2019年10月には、経済産業省が主催、TCFDコンソーシアム、持続可能な開発のための世界経済人会議(WBCSD)が共催という形で、世界の産業界や金融界のトップが一堂に会する世界初の「TCFDサミット」を東京で開催し、投資家が企業の開示情報を評価する際の視点を解説した「グリーン投資ガイダンス」を公表しました。TCFDサミットでは、「気候変動はリスクではなく事業機会と捉えるべき」、「金融機関は投資引揚げ(ダイベストメント)ではなく企業への建設的対話(エンゲージメント)を強化すべき」、「アジアにおいて継続的な経済発展を促進し、低炭素社会への円滑な移行を後押しすることが必要」等のメッセージを世界へ発信しました。また、環境省では、2019年度は12社に対してTCFDに対応したシナリオ分析の支援を行い、当該事業で得られた事例を踏まえ、2020年3月に「シナリオ分析実践ガイドver2.0」を公表しています。

【第132-2-5】TCFDへの賛同機関数

【第132-2-5】TCFDへの賛同機関数(ppt/pptx形式:48KB)

 

出典:
TCFD「Supporters」等より経済産業省作成

3.グリーンな産業活動を定義する国際的な動き

(1)欧州等の動き

パリ協定の実現に向け、気候変動を考慮する金融市場の機運を高め、実質的にGHG排出を削減する取組に資金を動員するため、「グリーンな活動」を定義する動きが出てきています。欧州では「持続可能な金融推進のためのアクションプラン」の一環として、「グリーンな経済活動に関するEUタクソノミー」13を定め、これをグリーンボンドの発行等に幅広く活用しようという動きがあります。また、中国でも発展改革委員会、中国人民銀行等の7つの公的機関が共通で用いる「持続可能な経済活動の定義」として「グリーン産業ガイダンス・カタログ」14が策定されています。

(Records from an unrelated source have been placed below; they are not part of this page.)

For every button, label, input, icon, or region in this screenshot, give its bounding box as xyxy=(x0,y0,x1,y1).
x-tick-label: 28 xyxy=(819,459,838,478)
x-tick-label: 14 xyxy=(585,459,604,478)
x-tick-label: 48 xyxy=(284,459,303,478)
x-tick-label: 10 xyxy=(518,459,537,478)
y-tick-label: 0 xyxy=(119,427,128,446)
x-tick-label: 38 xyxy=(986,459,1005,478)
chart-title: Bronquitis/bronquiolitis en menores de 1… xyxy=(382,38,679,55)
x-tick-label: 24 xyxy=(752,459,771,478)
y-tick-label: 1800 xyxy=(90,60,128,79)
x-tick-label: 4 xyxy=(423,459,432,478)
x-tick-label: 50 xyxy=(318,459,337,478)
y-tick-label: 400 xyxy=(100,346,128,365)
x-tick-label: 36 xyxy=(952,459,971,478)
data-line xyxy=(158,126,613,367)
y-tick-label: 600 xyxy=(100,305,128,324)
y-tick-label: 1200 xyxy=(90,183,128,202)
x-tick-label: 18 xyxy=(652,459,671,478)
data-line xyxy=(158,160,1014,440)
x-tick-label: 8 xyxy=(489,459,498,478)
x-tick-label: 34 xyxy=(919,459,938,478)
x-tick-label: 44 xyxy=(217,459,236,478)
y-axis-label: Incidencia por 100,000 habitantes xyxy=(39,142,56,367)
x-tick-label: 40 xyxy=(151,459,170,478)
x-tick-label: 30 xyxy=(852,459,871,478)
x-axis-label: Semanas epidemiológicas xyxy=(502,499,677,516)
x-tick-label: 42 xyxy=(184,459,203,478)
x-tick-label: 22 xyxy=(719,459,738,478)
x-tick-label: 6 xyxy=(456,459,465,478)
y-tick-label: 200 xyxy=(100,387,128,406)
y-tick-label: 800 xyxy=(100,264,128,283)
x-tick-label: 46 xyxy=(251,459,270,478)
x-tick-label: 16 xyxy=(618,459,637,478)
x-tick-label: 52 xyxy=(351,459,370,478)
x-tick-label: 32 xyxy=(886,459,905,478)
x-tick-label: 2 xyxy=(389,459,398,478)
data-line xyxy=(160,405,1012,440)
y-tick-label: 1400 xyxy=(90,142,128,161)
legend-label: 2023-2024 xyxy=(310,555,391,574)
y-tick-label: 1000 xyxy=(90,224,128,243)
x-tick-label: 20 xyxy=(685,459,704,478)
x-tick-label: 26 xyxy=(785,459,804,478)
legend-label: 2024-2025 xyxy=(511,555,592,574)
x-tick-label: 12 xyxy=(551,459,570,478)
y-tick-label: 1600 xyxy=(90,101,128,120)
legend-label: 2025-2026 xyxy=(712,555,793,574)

【第132-3-1】「二元論」的な定義ではなく、低炭素化やイノベーションを後押しするような定義の必要性について(国際的な意見)

【第132-3-1】「二元論」的な定義ではなく、低炭素化やイノベーションを後押しするような定義の必要性について(国際的な意見)(ppt/pptx形式:60KB)

出典:
経済産業省「環境イノベーションに向けたファイナンスのあり方研究会(第1回)」より抜粋

(2)「二元論」的でなく、効率改善やイノベーションにつながるより柔軟な定義の必要性

こうした取組は、民間資金の供給を円滑化し得る一方で、二元論的なグリーン基準は、企業による効率改善やイノベーションの取組を適正に評価できないなどの課題を指摘する声もあります。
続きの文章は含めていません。